Total estimated costs for initial implementation of outcomes evaluation at Agency A is $1,169. Annual, on-going costs to maintain outcomes evaluation are $211 per year.
Cost Assumptions: Plan B.
If Mr. Jones considered the initial costs of hiring a consultant to help him design questions to implement outcomes evaluation, he could recommend the Department of Social and Health Services (DSHS), Division of Alcohol and Substance Abuse (DASA) develop a plan to reduce his costs. Note: Some of these are ways that DASA can mitigate costs.
Mr. Jones could recommend that DASA hire a consultant to develop policies, procedures, and written plans that would meet the requirements for outcomes evaluations. He could request that DASA gather copies of all public domain questionnaires at the national level for consideration by certified agencies. He might recommend DASA develop policies and procedures in an electronic format that could be sent to Mr. Jones on his e-mail system.
Mr. Jones could also recommend that DASA invest in training agency administrators, clinical staff members, and other interested persons about outcomes evaluation. DASA could conduct training state-wide, begin offering technical assistance about outcomes evaluation during routine on-site technical assistance surveys, and provide training at annual conferences.
Therefore, Mr. Jones could reduce expenses significantly. He would save $450 of consultant time, $100 in preparing policies and procedures, and $100 in selecting questionnaires. He would pay a small fee to attend DASA sponsored training of about $25. His initial costs for implementing outcomes evaluation would decrease to $571 and estimated annual costs of $211 to maintain outcomes evaluation. Based upon the total number of patients at his agency, he could determine that it would cost about $2.86 per patient to implement outcomes evaluation and about $1.06 per patient per year to maintain outcomes evaluation.

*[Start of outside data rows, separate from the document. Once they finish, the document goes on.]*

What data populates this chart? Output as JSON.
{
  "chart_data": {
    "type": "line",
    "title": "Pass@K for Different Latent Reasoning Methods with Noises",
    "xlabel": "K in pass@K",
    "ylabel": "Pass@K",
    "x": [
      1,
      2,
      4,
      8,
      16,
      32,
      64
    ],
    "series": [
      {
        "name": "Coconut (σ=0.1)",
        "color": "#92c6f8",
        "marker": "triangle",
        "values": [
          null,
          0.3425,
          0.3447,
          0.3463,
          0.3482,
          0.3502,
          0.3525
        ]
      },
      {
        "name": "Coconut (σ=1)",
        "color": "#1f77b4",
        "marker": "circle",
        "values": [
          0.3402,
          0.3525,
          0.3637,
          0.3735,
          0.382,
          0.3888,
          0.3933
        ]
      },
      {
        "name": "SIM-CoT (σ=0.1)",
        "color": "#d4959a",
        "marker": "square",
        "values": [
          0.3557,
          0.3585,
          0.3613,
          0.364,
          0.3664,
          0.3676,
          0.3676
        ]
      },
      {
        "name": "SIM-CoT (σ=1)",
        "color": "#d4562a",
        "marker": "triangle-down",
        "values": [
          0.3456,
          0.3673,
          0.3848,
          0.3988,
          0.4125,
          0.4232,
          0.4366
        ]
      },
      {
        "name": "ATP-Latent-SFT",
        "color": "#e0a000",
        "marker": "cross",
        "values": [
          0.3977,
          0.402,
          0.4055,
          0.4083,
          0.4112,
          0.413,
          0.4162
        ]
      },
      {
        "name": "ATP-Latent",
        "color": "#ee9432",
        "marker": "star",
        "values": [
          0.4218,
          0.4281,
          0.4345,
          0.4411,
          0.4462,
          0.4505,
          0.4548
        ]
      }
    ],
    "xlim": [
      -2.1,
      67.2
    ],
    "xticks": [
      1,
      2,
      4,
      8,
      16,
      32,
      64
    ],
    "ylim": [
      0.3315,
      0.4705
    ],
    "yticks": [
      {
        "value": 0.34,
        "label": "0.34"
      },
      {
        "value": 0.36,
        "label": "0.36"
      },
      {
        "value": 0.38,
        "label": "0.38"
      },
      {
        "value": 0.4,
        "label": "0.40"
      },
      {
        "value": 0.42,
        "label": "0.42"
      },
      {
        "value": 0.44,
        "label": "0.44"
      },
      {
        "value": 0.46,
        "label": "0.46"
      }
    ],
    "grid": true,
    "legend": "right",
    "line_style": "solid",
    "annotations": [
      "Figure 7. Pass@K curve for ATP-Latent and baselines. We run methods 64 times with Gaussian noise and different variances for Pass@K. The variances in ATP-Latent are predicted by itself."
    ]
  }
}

To fully realize the benefits of an outcomes evaluation program at Agency A, Mr. Jones might also recommend that DASA consider a phase-in process for chapter 388-805 WAC. He could recommend that DASA provide training, policy/procedure development during the first year of implementation, while deferring data collection until the second year. Mr. Jones might also consider enrollment in the TARGET system as another method to collect data and ask DASA for computer software to implement this data collection system.
A copy of the statement may be obtained by writing to Dennis W. Malmer, Division of Alcohol and Substance Abuse, P.O. Box 45331, Olympia, WA 98504-5331, phone (360) 438-8086, fax (360) 407-5318, Internet e-mail malmedw@dshs.wa.gov.
RCW 34.05.328 applies to this rule adoption. A copy of the cost benefit analysis may be obtained by contacting the person listed above.
Hearing Location: Lacey Government Center (behind Tokyo Bento Restaurant), 1009 College Street S.E., Room 104-B, Lacey, WA 98503, on August 22, 2000, at 10:00 a.m.
Assistance for Persons with Disabilities: Contact Fred Swenson by August 11, 2000, phone (360) 664-6097, TTY (360) 664-6178, e-mail swensfh@dshs.wa.gov.
Submit Written Comments to: Identify WAC Numbers, DSHS Rules Coordinator, Rules and Policies Assistance Unit, P.O. Box 45850, Olympia, WA 98504-5850, fax (360) 664-6185, by August 22, 2000.
Date of Intended Adoption: No sooner than August 23, 2000.
June 13, 2000
Marie Myerchin-Redifer, Manager
Rules and Policies Assistance Unit
Reviser's note: The material contained in this filing exceeded the page-count limitations of WAC 1-21-040 for appearance in this issue of the Register. It will appear in the 00-15 issue of the Register.